While newer versions of Windows like Windows 11 will likely see a patch for this exploit in the coming weeks or months, older versions of Windows like Windows 7 are in particular danger. Windows 10 should still see a patch, but with 10's support due to end in October of next year and a paid support plan being required to extend it past that, the risk of issues like these remaining unpatched in the final release only increases.

This zero-day NTLM authentication exploit isn't the only one found and reported to Microsoft by 0Patch recently — 0Patch also mentions three non-NTLM zero-day vulnerabilities and three other NTLM-related "won't fix" vulnerabilities as vulnerabilities it has patched in Microsoft's stead in its original blog post. These patches will all remain free until Microsoft releases its own patches — which they won't at all for "won't fix" vulnerabilities, or for versions of Windows that are no longer being supported or covered under a paid support extension plan. We've covered 0Patch in the past for providing an alternative to Microsoft's support model, on this note.

Fortunately, 0Patch notes in the comments of its official post that an attack exploiting this particular NTLM authentication issue has yet to be seen in the wild. Some existing security solutions may even automatically block these issues as they arise — but there's no guarantee that all or even most of the impacted users will have such mitigations in place.

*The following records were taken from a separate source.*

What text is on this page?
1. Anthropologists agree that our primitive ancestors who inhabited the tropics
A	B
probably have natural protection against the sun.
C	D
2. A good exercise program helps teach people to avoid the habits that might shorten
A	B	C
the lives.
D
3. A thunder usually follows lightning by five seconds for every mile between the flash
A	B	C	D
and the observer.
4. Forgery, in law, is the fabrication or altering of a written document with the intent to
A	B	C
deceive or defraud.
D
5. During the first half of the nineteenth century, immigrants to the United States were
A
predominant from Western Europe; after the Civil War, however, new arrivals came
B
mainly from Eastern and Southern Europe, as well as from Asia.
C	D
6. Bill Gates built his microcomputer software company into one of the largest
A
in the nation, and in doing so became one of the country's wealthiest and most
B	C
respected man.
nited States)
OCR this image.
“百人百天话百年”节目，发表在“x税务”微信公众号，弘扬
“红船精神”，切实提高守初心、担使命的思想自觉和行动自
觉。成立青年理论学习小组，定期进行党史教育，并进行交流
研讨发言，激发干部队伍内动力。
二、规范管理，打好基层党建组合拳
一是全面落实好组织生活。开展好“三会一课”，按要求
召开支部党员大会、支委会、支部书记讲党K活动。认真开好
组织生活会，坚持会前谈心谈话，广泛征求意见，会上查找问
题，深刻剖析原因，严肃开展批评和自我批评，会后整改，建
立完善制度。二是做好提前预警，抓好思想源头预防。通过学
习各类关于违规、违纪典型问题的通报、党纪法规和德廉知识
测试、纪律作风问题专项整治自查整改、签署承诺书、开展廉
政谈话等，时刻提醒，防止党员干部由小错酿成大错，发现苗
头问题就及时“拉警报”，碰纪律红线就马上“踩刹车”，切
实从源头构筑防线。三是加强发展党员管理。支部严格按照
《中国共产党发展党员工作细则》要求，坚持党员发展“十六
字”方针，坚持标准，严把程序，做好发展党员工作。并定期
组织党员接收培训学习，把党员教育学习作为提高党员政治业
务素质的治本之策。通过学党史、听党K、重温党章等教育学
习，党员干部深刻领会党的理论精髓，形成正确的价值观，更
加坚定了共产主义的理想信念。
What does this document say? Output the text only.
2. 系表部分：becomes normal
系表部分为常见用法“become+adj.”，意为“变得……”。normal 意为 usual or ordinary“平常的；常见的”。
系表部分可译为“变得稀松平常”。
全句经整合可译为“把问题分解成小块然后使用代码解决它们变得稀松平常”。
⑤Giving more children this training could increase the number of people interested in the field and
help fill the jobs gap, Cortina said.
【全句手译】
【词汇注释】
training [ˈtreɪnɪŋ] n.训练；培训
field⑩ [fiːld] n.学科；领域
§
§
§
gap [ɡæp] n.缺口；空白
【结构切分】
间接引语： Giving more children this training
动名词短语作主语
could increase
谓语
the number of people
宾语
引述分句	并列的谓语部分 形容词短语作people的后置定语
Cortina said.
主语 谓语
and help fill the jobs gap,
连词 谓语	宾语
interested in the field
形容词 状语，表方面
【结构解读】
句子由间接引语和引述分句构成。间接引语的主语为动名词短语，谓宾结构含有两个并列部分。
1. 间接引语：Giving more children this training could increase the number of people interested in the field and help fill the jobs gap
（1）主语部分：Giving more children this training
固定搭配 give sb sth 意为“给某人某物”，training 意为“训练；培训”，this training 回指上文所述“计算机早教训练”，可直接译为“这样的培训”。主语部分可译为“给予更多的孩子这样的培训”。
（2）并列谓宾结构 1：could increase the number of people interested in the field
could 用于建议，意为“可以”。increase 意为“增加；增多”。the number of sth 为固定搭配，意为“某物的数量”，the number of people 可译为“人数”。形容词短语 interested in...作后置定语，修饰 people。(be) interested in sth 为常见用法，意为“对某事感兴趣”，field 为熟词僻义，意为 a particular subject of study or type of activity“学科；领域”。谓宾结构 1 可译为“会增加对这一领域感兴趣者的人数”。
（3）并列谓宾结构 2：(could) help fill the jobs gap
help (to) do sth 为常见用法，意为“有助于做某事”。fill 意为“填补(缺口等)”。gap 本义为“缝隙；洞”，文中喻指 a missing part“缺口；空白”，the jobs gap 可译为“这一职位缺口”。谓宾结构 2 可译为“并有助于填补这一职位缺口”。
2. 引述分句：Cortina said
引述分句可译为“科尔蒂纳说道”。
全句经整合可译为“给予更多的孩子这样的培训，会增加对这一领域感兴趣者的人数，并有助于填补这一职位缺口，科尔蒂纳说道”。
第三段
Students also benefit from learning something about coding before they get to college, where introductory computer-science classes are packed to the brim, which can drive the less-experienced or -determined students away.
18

Additionally, the actual patch ("micropatch") only addresses a single vulnerable NTLM instruction. So in theory, installing it should be pretty harmless... but this is still an unofficial security patch, so you can choose what to do according to your own discretion. Hopefully, Microsoft addresses this and other vulnerabilities in official updates sooner rather than later — if networking credentials being stolen from even just viewing an impacted folder in File Explorer it is quite a scary possibility.